Итак, три разрозненных случая: детский дом; одна семья; целый завод. Никто не умер. Но все отравлены. Слово — вещь серьезная. Оно и ранит и убивает. Оно может вселить в человека веру в свои силы, оно может лишить его всякой веры в себя. Подлое, клеветническое слово — камень, брошенный из-за угла. Это бесчестный поединок, в котором один вооружен, а другой хоть и вооружен правдой, но поначалу беззащитен: на него нападают трусливо, бьют в спину, он не знает, откуда ждать удара, а чаще всего попросту не ждет его.

Мышление человека, распространяющего клевету, не поддается здравому анализу, на первый взгляд оно необъяснимо. Ну, например, зачем утверждать, будто ковер украден, если так легко доказать, что это подарок? «Клевещи, что-нибудь да останется» — вот девиз этих людей. И они правы. След ковра прошел через десятилетие и еще не стерся: «Калабалин? Не помню, право, но был, был какой-то неприятный слух. Будьте с ним поосторожнее, о нем говорят что-то такое…»

Клеветники есть разные — по возрасту, внешности, характеру. Но у клеветников есть и особые приметы, которые их «роднят». Вы заметили, клеветники любят слово «якобы». Это, пожалуй, главное слово в их лексиконе. Любая истина в свете этого слова становится подозрительной. Он любит детей… якобы! Он честный человек. Якобы! Он заботится о людях. Как бы не так: якобы! Клеветник не верит, что можно остаться честным рядом с деньгами. Он не верит, что можно бескорыстно за кого-нибудь вступиться и без какой-либо личной заинтересованности кого-то разоблачить.

В газету часто приходят анонимные письма. Некоторые из них взывают о помощи. Они написаны людьми, которые боятся. Эти люди хотят восстановить справедливость, защитить честного человека, наказать подлеца. Но они боятся сделать это прямо. Я помню случай: маленькое, глухое село. Председатель сельсовета, который каждому, кто смеет поступить наперекор, угрожает: «Я тут самый главный! Если захочу, могу твою хату по полену растащить».

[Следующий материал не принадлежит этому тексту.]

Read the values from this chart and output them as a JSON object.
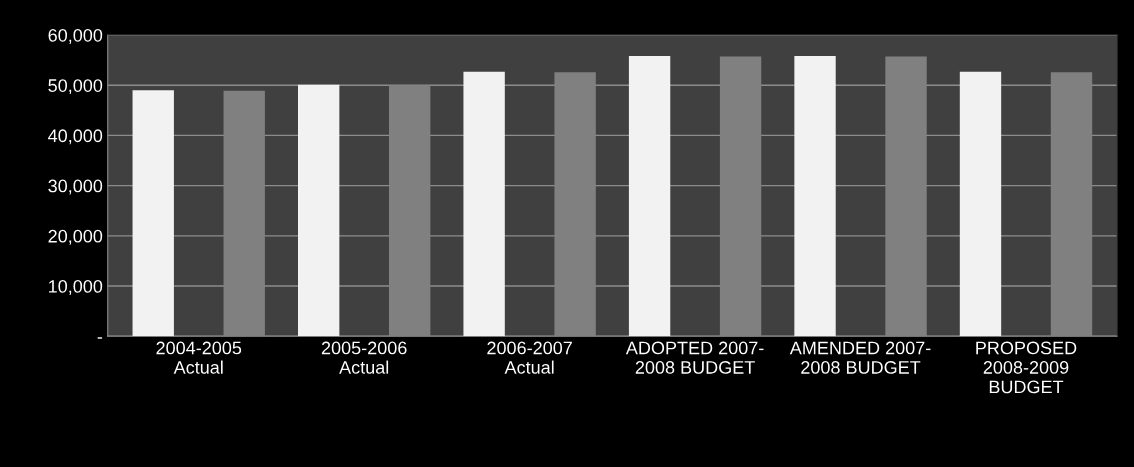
{
  "chart_data": {
    "type": "bar",
    "categories": [
      "2004-2005\nActual",
      "2005-2006\nActual",
      "2006-2007\nActual",
      "ADOPTED 2007-\n2008 BUDGET",
      "AMENDED 2007-\n2008 BUDGET",
      "PROPOSED\n2008-2009\nBUDGET"
    ],
    "series": [
      {
        "color": "#f2f2f2",
        "values": [
          49000,
          50100,
          52700,
          55800,
          55800,
          52700
        ]
      },
      {
        "color": "#808080",
        "values": [
          48900,
          50000,
          52600,
          55700,
          55700,
          52600
        ]
      }
    ],
    "ylim": [
      0,
      60000
    ],
    "yticks": [
      {
        "value": 0,
        "label": "-"
      },
      {
        "value": 10000,
        "label": "10,000"
      },
      {
        "value": 20000,
        "label": "20,000"
      },
      {
        "value": 30000,
        "label": "30,000"
      },
      {
        "value": 40000,
        "label": "40,000"
      },
      {
        "value": 50000,
        "label": "50,000"
      },
      {
        "value": 60000,
        "label": "60,000"
      }
    ],
    "grid": "y"
  }
}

Никто не кинет камня в пожилую женщину, которая посылает в газету жалобу и не подписывает ее. У нее нет сил бороться с самодуром и пьяницей, но она хочет восстановить справедливость, и она пишет: «Приезжайте к нам. Помогите».

Но сейчас мы говорим не о старых, больных и зависимых людях, которые делают то, что в их силах. Тот, кто писал про домашнюю работницу Марию Александровну, не зависел от нее и ее не боялся. Но он не допускал мысли, что можно помогать кому-нибудь, не получая за это денег. Та же подозрительность движет и Зинаидой Степановной. К примеру: заведующий отделом металлоснабжения прежде работал на златоустинском заводе, а потом ушел оттуда. Зинаида Степановна не сомневается: значит, проворовался. После каждой расследованной жалобы ей объясняют, что она неправа. Она отдыхает некоторое время и с новыми силами принимается за новое заявление. «Печать призывает нас к критике и самокритике», — говорит она.